Paroxysmal nocturnal hemoglobinuria (PNH) is an acquired hematopoietic stem cell disorder characterized by the clonal expansion of glycosylphosphatidylinositol (GPI)-deficient cells that leads to complement-mediated hemolysis. A somatic mutation in thePIG-A gene involved in GPI biosynthesis causes a deficiency of GPI-anchored proteins. However, it is evident that the clonal expansion of GPI-deficient cells is not caused by only thePIG-A mutation and that other changes should be involved in the development of PNH. Some patients with aplastic anemia (AA) develop PNH. Furthermore, it has been reported that most patients with AA and refractory anemia (RA) who carry HLA-DRB1*15 and show a good response to immunosuppressive therapies have an expanded population of GPI-deficient clones. This finding, together with recent data showing resistance of GPI-deficient cells to cytotoxic cells, suggests that GPI-deficient cells escape immunologic attack and are positively selected in the autoimmune environment. However, GPI-deficient clones found in AA and RA are generally small and do not increase to near-complete dominance.
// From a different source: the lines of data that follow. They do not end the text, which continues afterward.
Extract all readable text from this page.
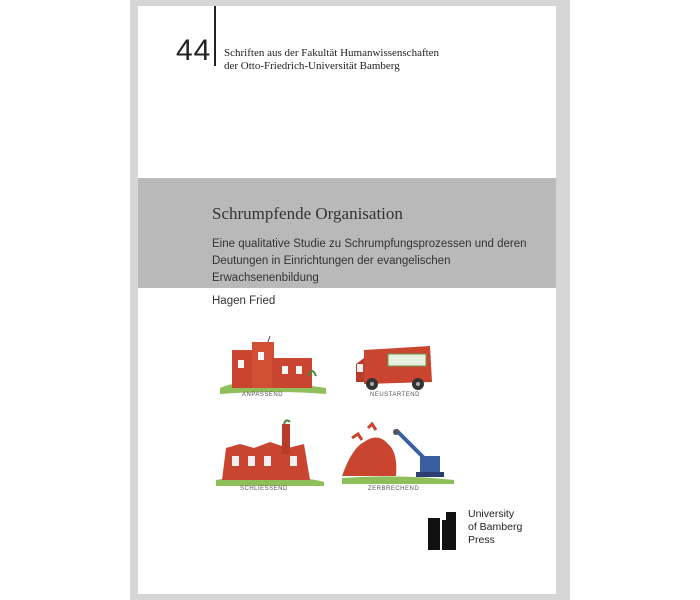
44 Schriften aus der Fakultät Humanwissenschaften
der Otto-Friedrich-Universität Bamberg
Schrumpfende Organisation
Eine qualitative Studie zu Schrumpfungsprozessen und deren
Deutungen in Einrichtungen der evangelischen Erwachsenenbildung
Hagen Fried
ANPASSEND	NEUSTARTEND
SCHLIESSEND	ZERBRECHEND
University
of Bamberg
Press
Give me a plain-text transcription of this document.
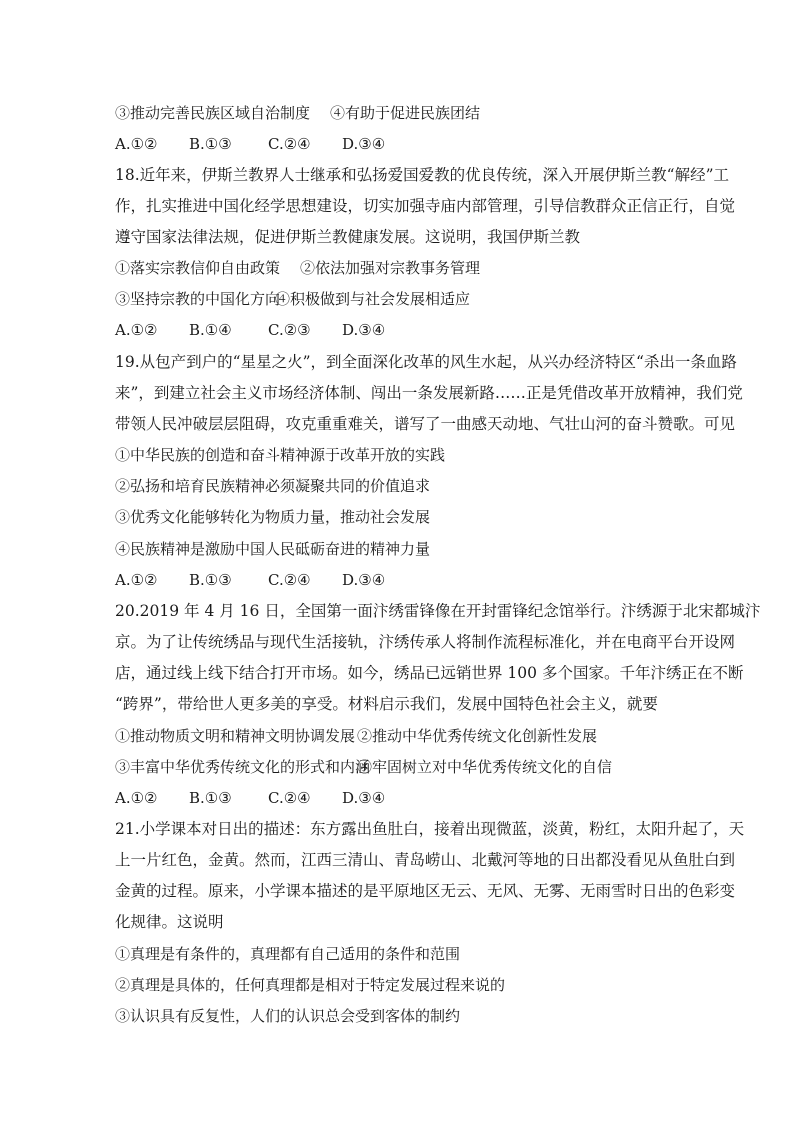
③推动完善民族区域自治制度 ④有助于促进民族团结
A.①② B.①③ C.②④ D.③④
18.近年来，伊斯兰教界人士继承和弘扬爱国爱教的优良传统，深入开展伊斯兰教“解经”工
作，扎实推进中国化经学思想建设，切实加强寺庙内部管理，引导信教群众正信正行，自觉
遵守国家法律法规，促进伊斯兰教健康发展。这说明，我国伊斯兰教
①落实宗教信仰自由政策 ②依法加强对宗教事务管理
③坚持宗教的中国化方向④积极做到与社会发展相适应
A.①② B.①④ C.②③ D.③④
19.从包产到户的“星星之火”，到全面深化改革的风生水起，从兴办经济特区“杀出一条血路
来”，到建立社会主义市场经济体制、闯出一条发展新路……正是凭借改革开放精神，我们党
带领人民冲破层层阻碍，攻克重重难关，谱写了一曲感天动地、气壮山河的奋斗赞歌。可见
①中华民族的创造和奋斗精神源于改革开放的实践
②弘扬和培育民族精神必须凝聚共同的价值追求
③优秀文化能够转化为物质力量，推动社会发展
④民族精神是激励中国人民砥砺奋进的精神力量
A.①② B.①③ C.②④ D.③④
20.2019 年 4 月 16 日，全国第一面汴绣雷锋像在开封雷锋纪念馆举行。汴绣源于北宋都城汴
京。为了让传统绣品与现代生活接轨，汴绣传承人将制作流程标准化，并在电商平台开设网
店，通过线上线下结合打开市场。如今，绣品已远销世界 100 多个国家。千年汴绣正在不断
“跨界”，带给世人更多美的享受。材料启示我们，发展中国特色社会主义，就要
①推动物质文明和精神文明协调发展 ②推动中华优秀传统文化创新性发展
③丰富中华优秀传统文化的形式和内涵④牢固树立对中华优秀传统文化的自信
A.①② B.①③ C.②④ D.③④
21.小学课本对日出的描述：东方露出鱼肚白，接着出现微蓝，淡黄，粉红，太阳升起了，天
上一片红色，金黄。然而，江西三清山、青岛崂山、北戴河等地的日出都没看见从鱼肚白到
金黄的过程。原来，小学课本描述的是平原地区无云、无风、无雾、无雨雪时日出的色彩变
化规律。这说明
①真理是有条件的，真理都有自己适用的条件和范围
②真理是具体的，任何真理都是相对于特定发展过程来说的
③认识具有反复性，人们的认识总会受到客体的制约
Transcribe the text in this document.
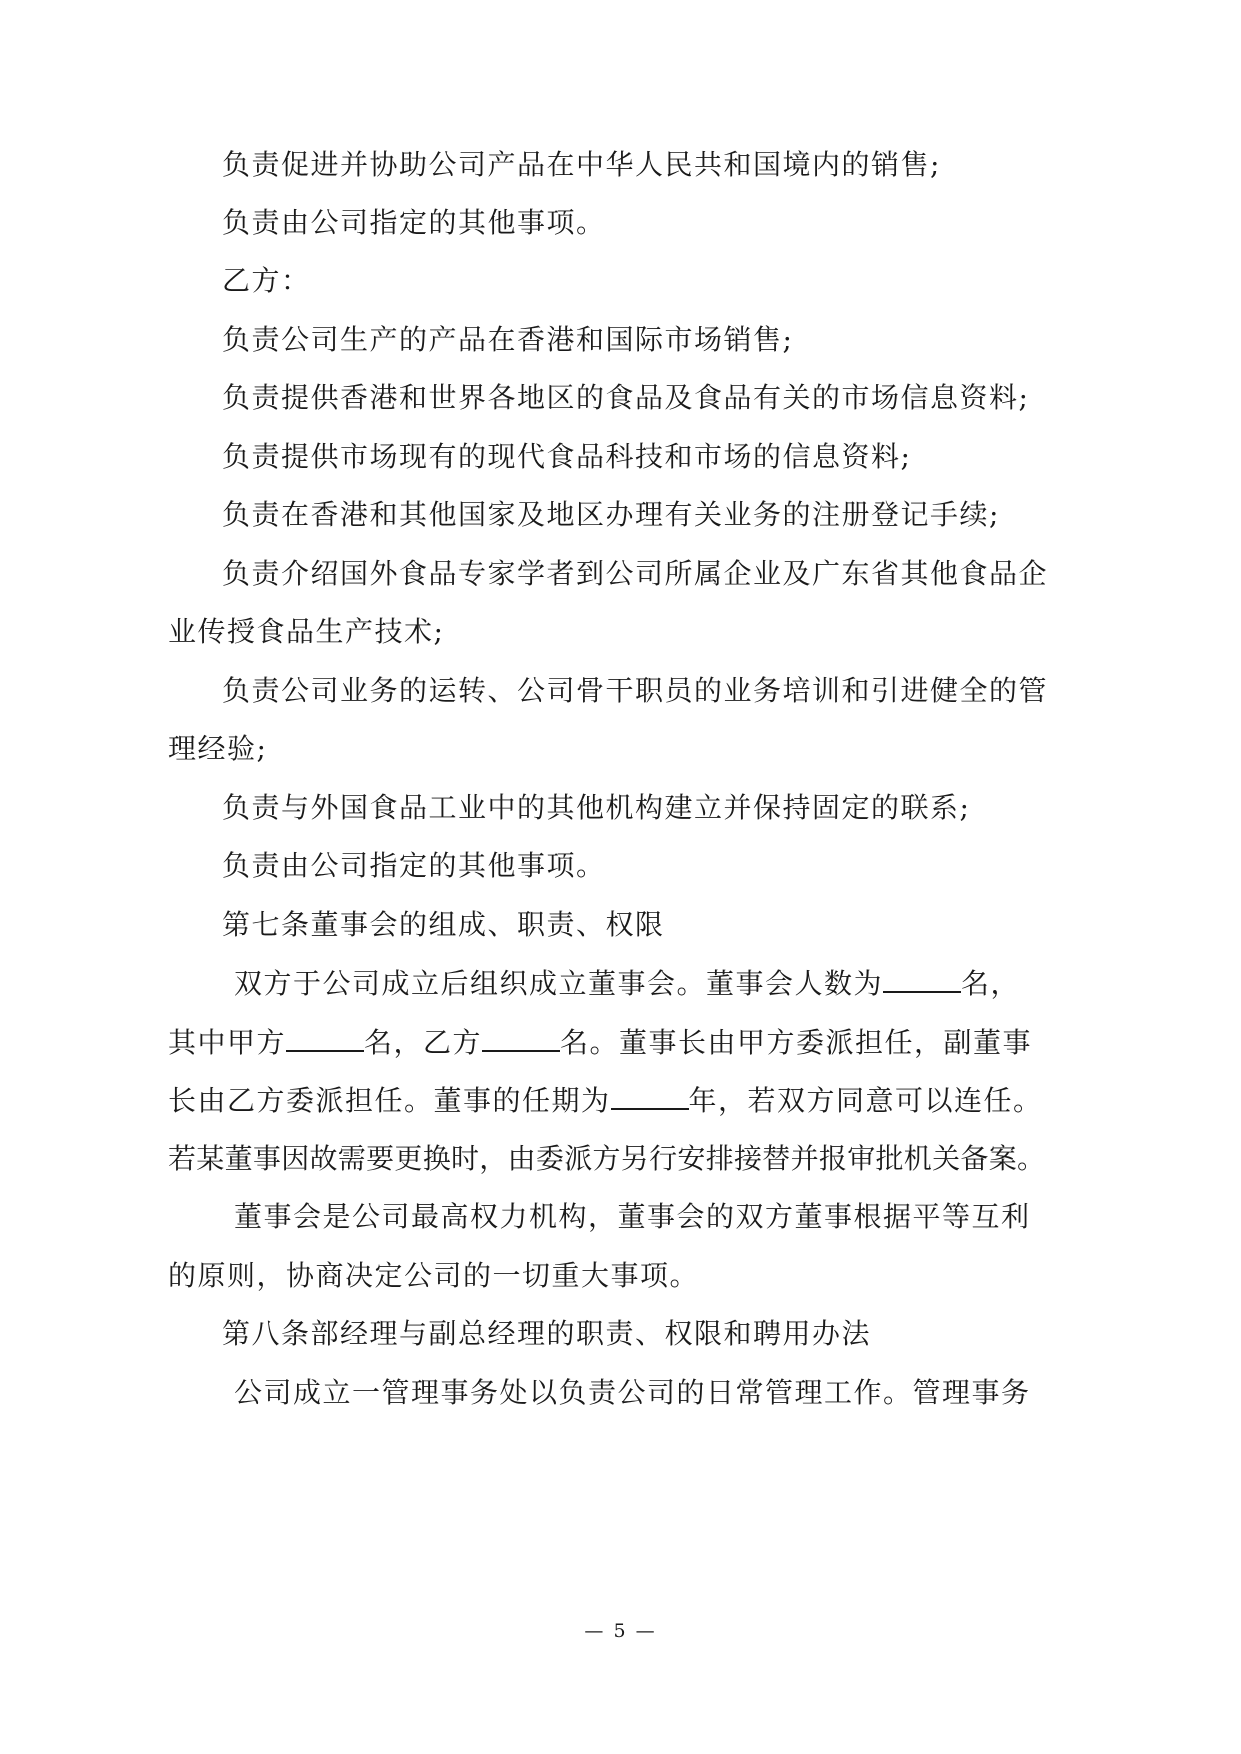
负责促进并协助公司产品在中华人民共和国境内的销售;
负责由公司指定的其他事项。
乙方：
负责公司生产的产品在香港和国际市场销售;
负责提供香港和世界各地区的食品及食品有关的市场信息资料;
负责提供市场现有的现代食品科技和市场的信息资料;
负责在香港和其他国家及地区办理有关业务的注册登记手续;
负责介绍国外食品专家学者到公司所属企业及广东省其他食品企
业传授食品生产技术;
负责公司业务的运转、公司骨干职员的业务培训和引进健全的管
理经验;
负责与外国食品工业中的其他机构建立并保持固定的联系;
负责由公司指定的其他事项。
第七条董事会的组成、职责、权限
双方于公司成立后组织成立董事会。董事会人数为	名，
其中甲方	名，乙方	名。董事长由甲方委派担任，副董事
长由乙方委派担任。董事的任期为	年，若双方同意可以连任。
若某董事因故需要更换时，由委派方另行安排接替并报审批机关备案。
董事会是公司最高权力机构，董事会的双方董事根据平等互利
的原则，协商决定公司的一切重大事项。
第八条部经理与副总经理的职责、权限和聘用办法
公司成立一管理事务处以负责公司的日常管理工作。管理事务
— 5 —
Therefore, 1 or more additional genetic abnormalities that confer the growth phenotype on GPI-deficient cells are probably required for fully developed PNH or so-called florid PNH. The next 10 years should witness the discovery of the molecular mechanisms of immunologic selection and the identification of abnormalities involved in the further clonal expansion of PNH cells.